Adjudicator pay is not even across Bolivia. The chart below shows the highest-paying cities in the dataset, followed by the full location table.

  • Santa Cruz
  • Oruro
  • Cochabamba
  • La Paz
  • Sucre
  • Potosi
LocationTypeAverageMedianRange
Santa CruzCity46,280 BOB46,880 BOB20,940-72,780 BOB
OruroCity42,460 BOB45,600 BOB19,360-64,200 BOB
CochabambaCity42,320 BOB45,580 BOB17,740-65,760 BOB
La PazCity42,040 BOB43,800 BOB18,940-66,680 BOB
SucreCity41,900 BOB45,560 BOB17,740-66,820 BOB
PotosiCity37,740 BOB40,420 BOB15,380-57,800 BOB


Adjudicator in Bolivia: FAQs

  • How much does an adjudicator make per month in Bolivia?

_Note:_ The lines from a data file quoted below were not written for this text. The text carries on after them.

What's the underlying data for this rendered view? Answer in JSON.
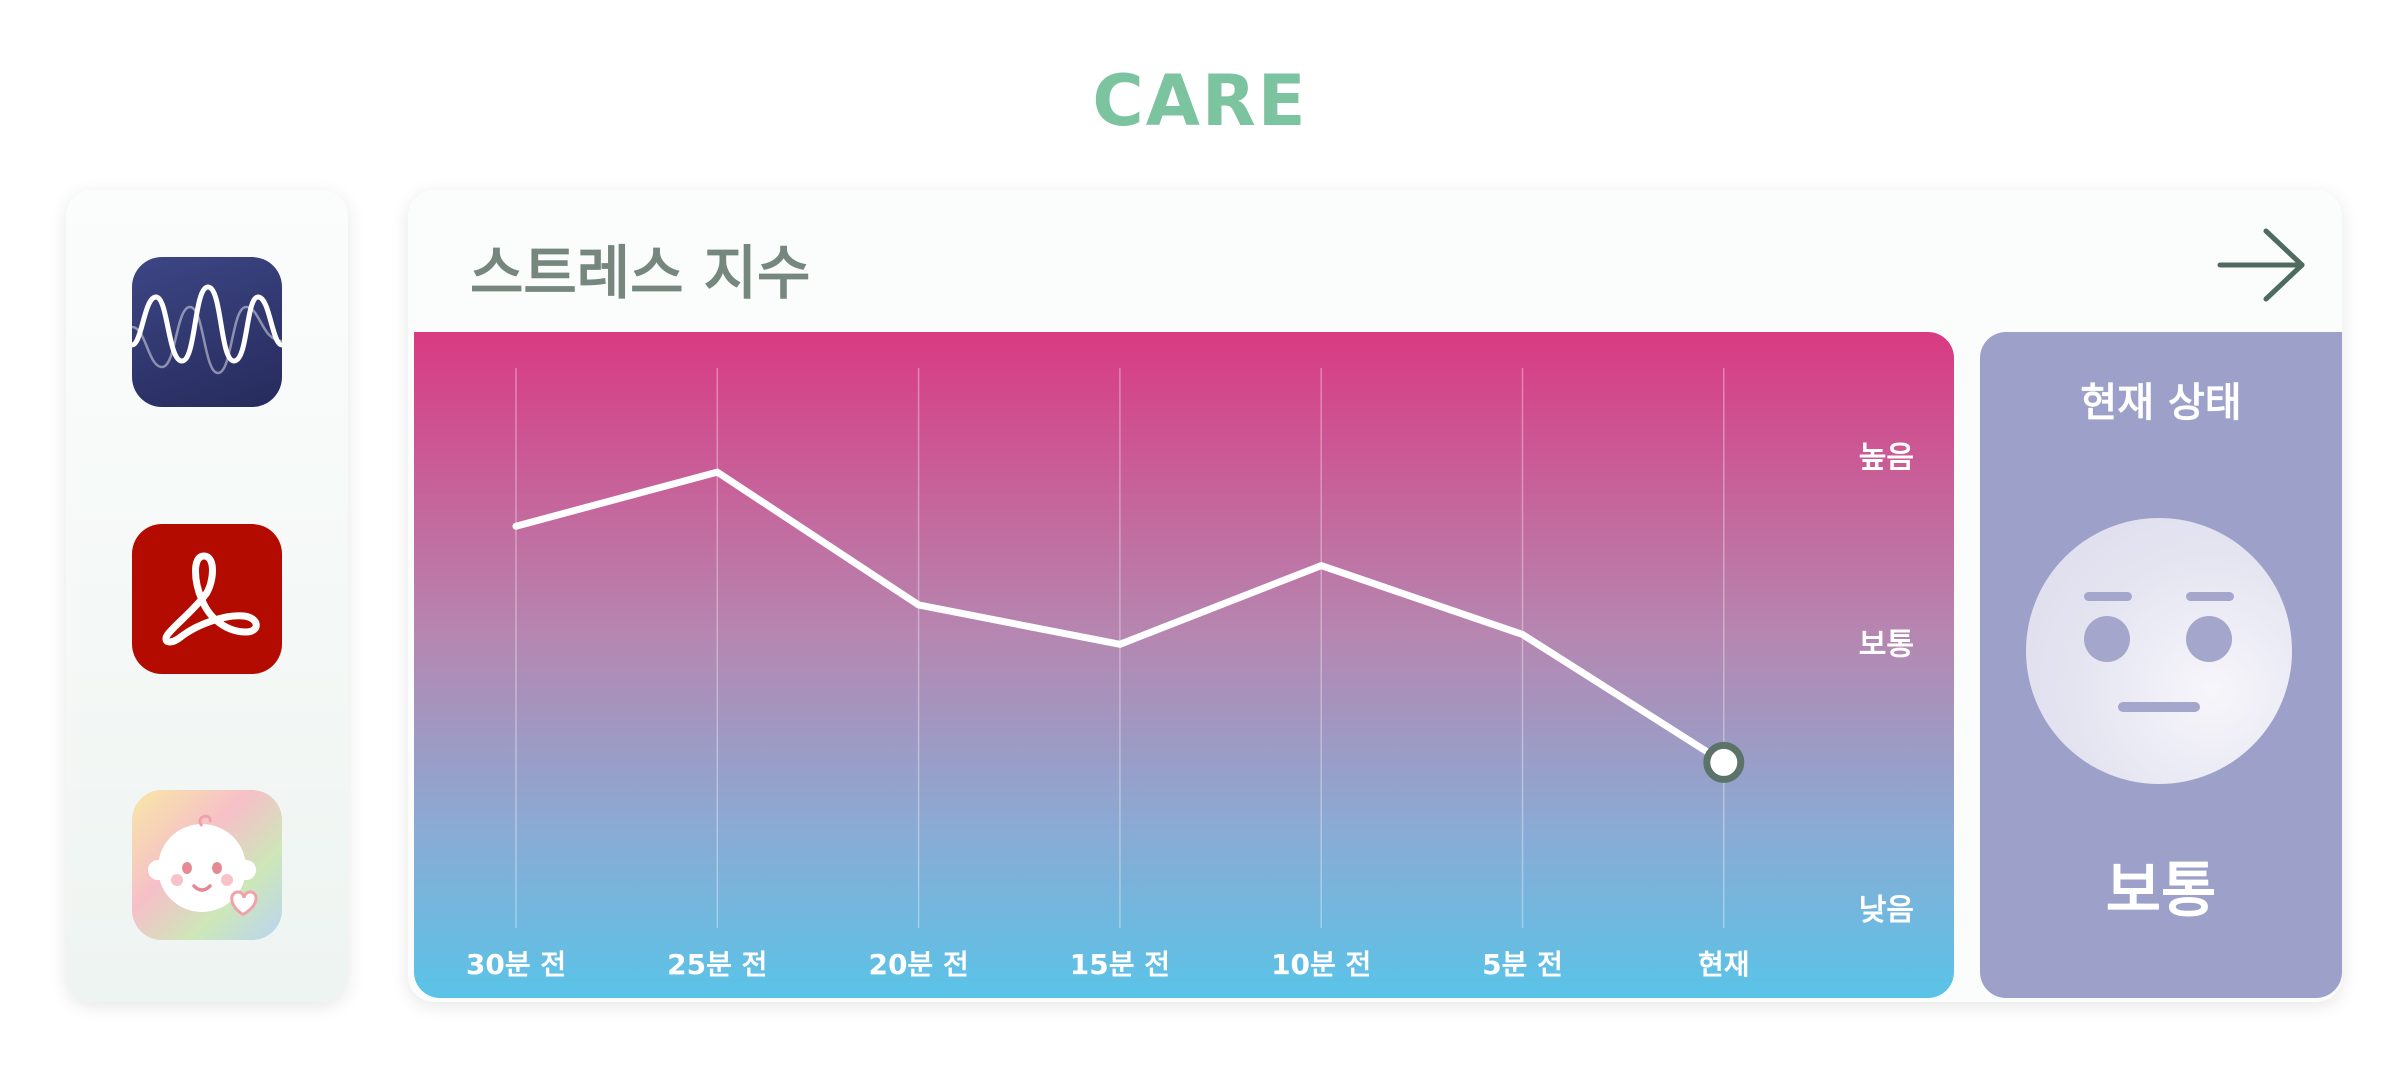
{
  "brand": {
    "title": "CARE"
  },
  "dock": {
    "apps": [
      {
        "name": "waveform-app"
      },
      {
        "name": "acrobat-app"
      },
      {
        "name": "baby-care-app"
      }
    ]
  },
  "stress_card": {
    "title": "스트레스 지수",
    "status": {
      "title": "현재 상태",
      "value": "보통",
      "face": "neutral-face-icon"
    }
  },
  "chart_data": {
    "type": "line",
    "categories": [
      "30분 전",
      "25분 전",
      "20분 전",
      "15분 전",
      "10분 전",
      "5분 전",
      "현재"
    ],
    "values": [
      78,
      89,
      62,
      54,
      70,
      56,
      30
    ],
    "ylim": [
      0,
      100
    ],
    "y_level_labels": [
      {
        "label": "높음",
        "value": 92
      },
      {
        "label": "보통",
        "value": 54
      },
      {
        "label": "낮음",
        "value": 0
      }
    ],
    "grid": "vertical",
    "highlight_last_point": true,
    "colors": {
      "line": "#ffffff",
      "marker_stroke": "#5b7368",
      "gradient_top": "#d93a82",
      "gradient_bottom": "#5ac3e8"
    }
  }
}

    An adjudicator in Bolivia earns about 3,526 BOB a month before tax, based on an annual average of 42,320 BOB.

  • What's the salary range for an adjudicator in Bolivia?

    Entry-level adjudicators in Bolivia start near 17,740 BOB. Top-end pay reaches around 65,940 BOB. The middle 50% of earners sit between 28,720 and 58,520 BOB.

  • Is the median adjudicator salary in Bolivia higher or lower than the average?

    The median is 45,560 BOB, higher than the average of 42,320 BOB. Half of adjudicators in Bolivia earn below the median, half earn above it.

  • What's the gender pay gap for adjudicators in Bolivia?

    Men working as an adjudicator in Bolivia earn around 11% more than women on average (43,260 vs 39,080 BOB a year).

  • Do adjudicators in Bolivia get bonuses?

    About 15% of adjudicators in Bolivia reported a bonus in the past 12 months. Reported bonuses ranged from 0% to 4% of base salary.

  • Do adjudicators earn more in the public or private sector in Bolivia?

    In Bolivia, the public sector pays an adjudicator about 17% more on average. Public-sector pay tends to be steadier; private-sector pay tends to offer bigger upside.

  • How often do adjudicators in Bolivia get a pay raise?

    An adjudicator in Bolivia sees a raise of around 5% every 29 months, equivalent to roughly 2% a year.